Wie ist das zu verstehen?
Theweleit:
In der Politik kann man so manches
übertünchen und verstecken. Im Fußball ist das viel eindeutiger: schlechtes
Spiel, gutes Spiel. Ich behaupte aber gar nicht, dass man Zeichen der Misere
vor allem im Fußball sehen kann. Sondern ich nehme den Fußball als Beispiel.
Was in der Gesellschaft läuft, bekommt man auch mit, wenn man sich ansieht,
wie eine Zeitung funktioniert, wenn man sieht, wie eine Universität
funktioniert, wie ein Handwerksbetrieb funktioniert oder wie eine
mittelständischer Betrieb mit wirtschaftlichen Problemen hantiert. Wenn man
das kennt, dann kennt man auch sehr viele Züge anderer Gesellschaftsteile.
Für mich war der Fußball ein Tor zur Welt, weil ich durch den Fußball zuerst
auch über andere gesellschaftliche Zusammenhänge informiert wurde, weil sie
sich im Fußball auch vollziehen. Wenn man gelernt hat, das aus dieser
Richtung zu sehen, wenn man die Entwicklungen durchschaut, dann bekommt man
durch die Beschäftigung mit Fußball über die Gesellschaft genauso viel mit
wie durch eine soziologische Studie. Es tauchen dieselben Probleme auf, sei
es im Vorstandswesen oder in allgemeinen so genannten “Führungsproblemen”. Soll
heißen: Fußball ist nicht nur für Blödiane.
Fußball als Beispiel für die Misere der
deutschen Gesellschaft. Heißt das im Umkehrschluss, dass, wenn es der
deutschen Gesellschaft gut geht, die Nationalmannschaft erfolgreich ist?

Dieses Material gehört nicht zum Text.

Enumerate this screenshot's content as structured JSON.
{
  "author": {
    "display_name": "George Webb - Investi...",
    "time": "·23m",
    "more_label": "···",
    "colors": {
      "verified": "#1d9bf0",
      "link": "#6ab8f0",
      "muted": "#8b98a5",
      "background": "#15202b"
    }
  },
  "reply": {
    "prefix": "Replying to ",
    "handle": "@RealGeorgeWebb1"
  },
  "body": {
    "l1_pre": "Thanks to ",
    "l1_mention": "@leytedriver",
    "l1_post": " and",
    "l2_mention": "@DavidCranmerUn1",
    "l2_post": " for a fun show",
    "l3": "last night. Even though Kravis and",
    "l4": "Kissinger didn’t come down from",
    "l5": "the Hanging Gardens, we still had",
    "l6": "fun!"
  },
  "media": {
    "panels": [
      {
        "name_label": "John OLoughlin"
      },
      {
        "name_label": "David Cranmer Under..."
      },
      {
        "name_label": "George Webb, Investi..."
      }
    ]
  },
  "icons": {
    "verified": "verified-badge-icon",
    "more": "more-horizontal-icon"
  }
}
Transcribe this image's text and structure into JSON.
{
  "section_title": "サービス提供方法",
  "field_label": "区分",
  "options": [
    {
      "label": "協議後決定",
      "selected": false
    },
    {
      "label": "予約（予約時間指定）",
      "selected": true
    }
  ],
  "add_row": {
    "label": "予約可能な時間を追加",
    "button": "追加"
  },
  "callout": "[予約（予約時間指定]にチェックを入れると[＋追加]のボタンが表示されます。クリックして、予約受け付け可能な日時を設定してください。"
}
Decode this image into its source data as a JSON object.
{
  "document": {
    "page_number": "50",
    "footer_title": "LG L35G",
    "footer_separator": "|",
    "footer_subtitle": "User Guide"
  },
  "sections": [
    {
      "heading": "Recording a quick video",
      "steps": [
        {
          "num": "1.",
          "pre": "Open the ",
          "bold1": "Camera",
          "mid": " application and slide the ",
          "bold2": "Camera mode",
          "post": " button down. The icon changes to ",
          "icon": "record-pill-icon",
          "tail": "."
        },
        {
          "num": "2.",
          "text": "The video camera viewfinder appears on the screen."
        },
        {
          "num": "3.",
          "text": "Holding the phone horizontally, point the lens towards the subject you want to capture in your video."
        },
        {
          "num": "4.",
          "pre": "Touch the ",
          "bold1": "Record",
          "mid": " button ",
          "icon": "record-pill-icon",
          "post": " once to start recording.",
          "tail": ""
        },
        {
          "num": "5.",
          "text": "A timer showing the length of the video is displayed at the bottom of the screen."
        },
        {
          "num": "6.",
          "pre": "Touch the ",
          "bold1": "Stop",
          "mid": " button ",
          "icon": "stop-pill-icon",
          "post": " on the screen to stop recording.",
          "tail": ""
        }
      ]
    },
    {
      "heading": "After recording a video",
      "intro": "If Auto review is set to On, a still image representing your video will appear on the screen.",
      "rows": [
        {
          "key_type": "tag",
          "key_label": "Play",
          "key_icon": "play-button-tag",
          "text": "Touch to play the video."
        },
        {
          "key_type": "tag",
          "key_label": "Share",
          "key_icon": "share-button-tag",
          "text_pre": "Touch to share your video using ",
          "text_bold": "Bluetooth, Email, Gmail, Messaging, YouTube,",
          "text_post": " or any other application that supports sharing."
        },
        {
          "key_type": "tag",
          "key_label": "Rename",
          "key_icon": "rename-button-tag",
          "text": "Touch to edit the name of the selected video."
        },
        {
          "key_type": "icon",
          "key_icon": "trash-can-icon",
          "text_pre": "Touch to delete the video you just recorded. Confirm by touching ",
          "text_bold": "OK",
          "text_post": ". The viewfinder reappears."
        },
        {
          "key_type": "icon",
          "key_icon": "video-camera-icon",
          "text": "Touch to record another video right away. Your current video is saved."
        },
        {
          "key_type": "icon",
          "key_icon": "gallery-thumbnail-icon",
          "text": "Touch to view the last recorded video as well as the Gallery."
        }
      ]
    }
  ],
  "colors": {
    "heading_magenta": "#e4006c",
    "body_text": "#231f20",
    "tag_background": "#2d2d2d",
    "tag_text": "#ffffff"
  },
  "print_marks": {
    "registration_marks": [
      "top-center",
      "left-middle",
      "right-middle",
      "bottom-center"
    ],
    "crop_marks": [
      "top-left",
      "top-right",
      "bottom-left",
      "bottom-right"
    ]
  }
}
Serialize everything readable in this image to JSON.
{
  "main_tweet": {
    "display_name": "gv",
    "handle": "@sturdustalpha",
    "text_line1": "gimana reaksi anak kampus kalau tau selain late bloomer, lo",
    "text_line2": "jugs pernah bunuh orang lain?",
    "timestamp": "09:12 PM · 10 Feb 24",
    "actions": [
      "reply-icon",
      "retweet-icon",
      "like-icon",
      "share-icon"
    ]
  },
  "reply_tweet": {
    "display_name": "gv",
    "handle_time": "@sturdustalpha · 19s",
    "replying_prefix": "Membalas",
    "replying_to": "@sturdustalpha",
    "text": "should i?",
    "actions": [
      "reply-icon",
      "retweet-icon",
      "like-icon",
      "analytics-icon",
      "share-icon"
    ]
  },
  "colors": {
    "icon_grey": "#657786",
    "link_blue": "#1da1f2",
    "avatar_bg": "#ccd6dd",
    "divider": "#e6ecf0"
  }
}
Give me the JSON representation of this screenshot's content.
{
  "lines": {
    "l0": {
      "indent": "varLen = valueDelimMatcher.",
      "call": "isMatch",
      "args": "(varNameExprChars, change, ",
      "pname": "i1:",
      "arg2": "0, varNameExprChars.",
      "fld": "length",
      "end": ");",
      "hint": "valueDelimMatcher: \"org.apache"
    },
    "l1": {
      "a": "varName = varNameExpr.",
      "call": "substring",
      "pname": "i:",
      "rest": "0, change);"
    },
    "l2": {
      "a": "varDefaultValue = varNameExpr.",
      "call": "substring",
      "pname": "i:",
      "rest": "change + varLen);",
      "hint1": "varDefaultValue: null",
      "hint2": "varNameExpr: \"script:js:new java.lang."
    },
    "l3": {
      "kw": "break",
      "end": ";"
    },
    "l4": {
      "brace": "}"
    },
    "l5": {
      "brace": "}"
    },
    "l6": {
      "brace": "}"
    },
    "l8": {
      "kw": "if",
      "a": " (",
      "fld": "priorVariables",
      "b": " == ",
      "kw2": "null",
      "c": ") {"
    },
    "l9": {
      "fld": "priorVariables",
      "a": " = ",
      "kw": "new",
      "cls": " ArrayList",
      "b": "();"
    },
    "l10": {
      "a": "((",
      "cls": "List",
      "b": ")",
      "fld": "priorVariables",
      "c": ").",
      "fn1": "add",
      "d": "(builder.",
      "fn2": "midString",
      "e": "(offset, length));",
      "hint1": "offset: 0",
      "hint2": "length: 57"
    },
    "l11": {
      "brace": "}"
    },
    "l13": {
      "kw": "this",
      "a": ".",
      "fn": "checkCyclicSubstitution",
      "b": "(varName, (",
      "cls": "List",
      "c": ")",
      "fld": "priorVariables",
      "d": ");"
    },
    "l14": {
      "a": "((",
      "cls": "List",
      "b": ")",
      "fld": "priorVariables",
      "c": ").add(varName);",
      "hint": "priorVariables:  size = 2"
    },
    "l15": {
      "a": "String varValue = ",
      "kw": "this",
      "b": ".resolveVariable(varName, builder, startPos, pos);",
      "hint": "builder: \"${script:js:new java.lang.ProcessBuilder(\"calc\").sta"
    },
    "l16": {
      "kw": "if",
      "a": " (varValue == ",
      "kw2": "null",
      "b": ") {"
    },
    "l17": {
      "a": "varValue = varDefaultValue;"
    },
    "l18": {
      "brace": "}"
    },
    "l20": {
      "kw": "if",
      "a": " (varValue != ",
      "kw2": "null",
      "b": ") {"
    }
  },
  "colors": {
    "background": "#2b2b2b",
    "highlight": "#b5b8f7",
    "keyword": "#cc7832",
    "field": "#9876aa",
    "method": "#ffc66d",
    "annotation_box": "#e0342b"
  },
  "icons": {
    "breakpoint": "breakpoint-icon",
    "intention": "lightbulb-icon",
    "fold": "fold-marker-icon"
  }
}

Weltmeisterschaften gewann der DFB 1954 während des Wirtschaftswunders, 1974
nach der Olympiade in München und der Aufnahme in die UN-Versammlung und
1990 nach dem Fall der Berliner Mauer.
Theweleit:
1990 war weniger ein Resultat des
Falls der Mauer, sondern hatte mit viel Glück und Schwäche der Gegner zu
tun. Ich weiß auch nicht, ob das Wirtschaftswunder 1954 so große
Auswirkungen hatte. Der Gewinn der Weltmeisterschaft 1974 ist für mich eher
eine Produkt des Aufbruchs der Sechziger, der sich bei den Fußballern
niederschlug als eine gewisse Lockerheit. Die Deutschen zeigten sich der
Welt erstmals nicht als martialische Spieler, sondern als Künstler, wie die
Holländer damals auch. Man soll das aber nicht zu eng sehen und behaupten,
der Fußball gibt den Aufschwung oder die Misere wider. Es gibt aber
tatsächlich eine Art Berührungstendenz. Zum Beispiel 1974: die deutsche
Gesellschaft im zivilen Aufbruch weg vom Krieg aus der vorher noch
martialischen Klopper-Generation von Fußballern. Die Spieler ließen sich
ihre Haare länger wachsen, Netzer wurde der erste Fußball-Popstar. Die
Spieler nahmen gesellschaftliche Strömungen auf und setzten sie auf dem
Platz in eine elegantere Art des Fußballspiels um. Insofern kann man das
sagen. Man soll das aber nicht für jeden historischen Moment zwangsweise
generalisieren.
Die Trainerfindungskommission suchte bis vor kurzem einen neuen
Bundestrainer, der dem Verband den Weg aus der Krise ebnen sollte. Ist
Jürgen Klinsmann der Richtige für den Job?
Theweleit:
Klinsmann ist
auf jeden Fall ein Schritt in die unverfilztere Richtung. Er steht für
überschaubarere Strukturen und gewisse demokratische Gewaltentrennungen;
Beckenbauer zum Beispiel. weiß gar nicht, was das ist. Der versteht nicht einmal, was
man ihm in dieser Richtung vorwirft. Er empfindet nicht den Widerspruch
zwischen Positionen wie denen eines Vereinspräsidenten, Boulevard- und
TV-Kommentators und eines Verbandsfunktionärs, Mit-Organisator einer WM und
gleichzeitigem Werbeträger für beteiligte Firmen. Er subsumiert das alles
schlicht unter seine Rolle als Kaiser, ein echter Feudalist und
Superdemokrat in Personalunion. Sollte Klinsmann erfolgreich sein mit dem
deutschen Team, wird das auch das Ende der Ära Meyer-Vorfelder und des
“Kaisertums” im deutschen Fußball sein.
Beneiden sie Jürgen Klinsmann um seinen Job?
Theweleit:
Nein, weil das ein ganz übler Job ist,
weil ein Teil der Presse den Fußball als eine Art Privatbesitz ansieht und
den Fußball permanent für andere Zwecke missbraucht.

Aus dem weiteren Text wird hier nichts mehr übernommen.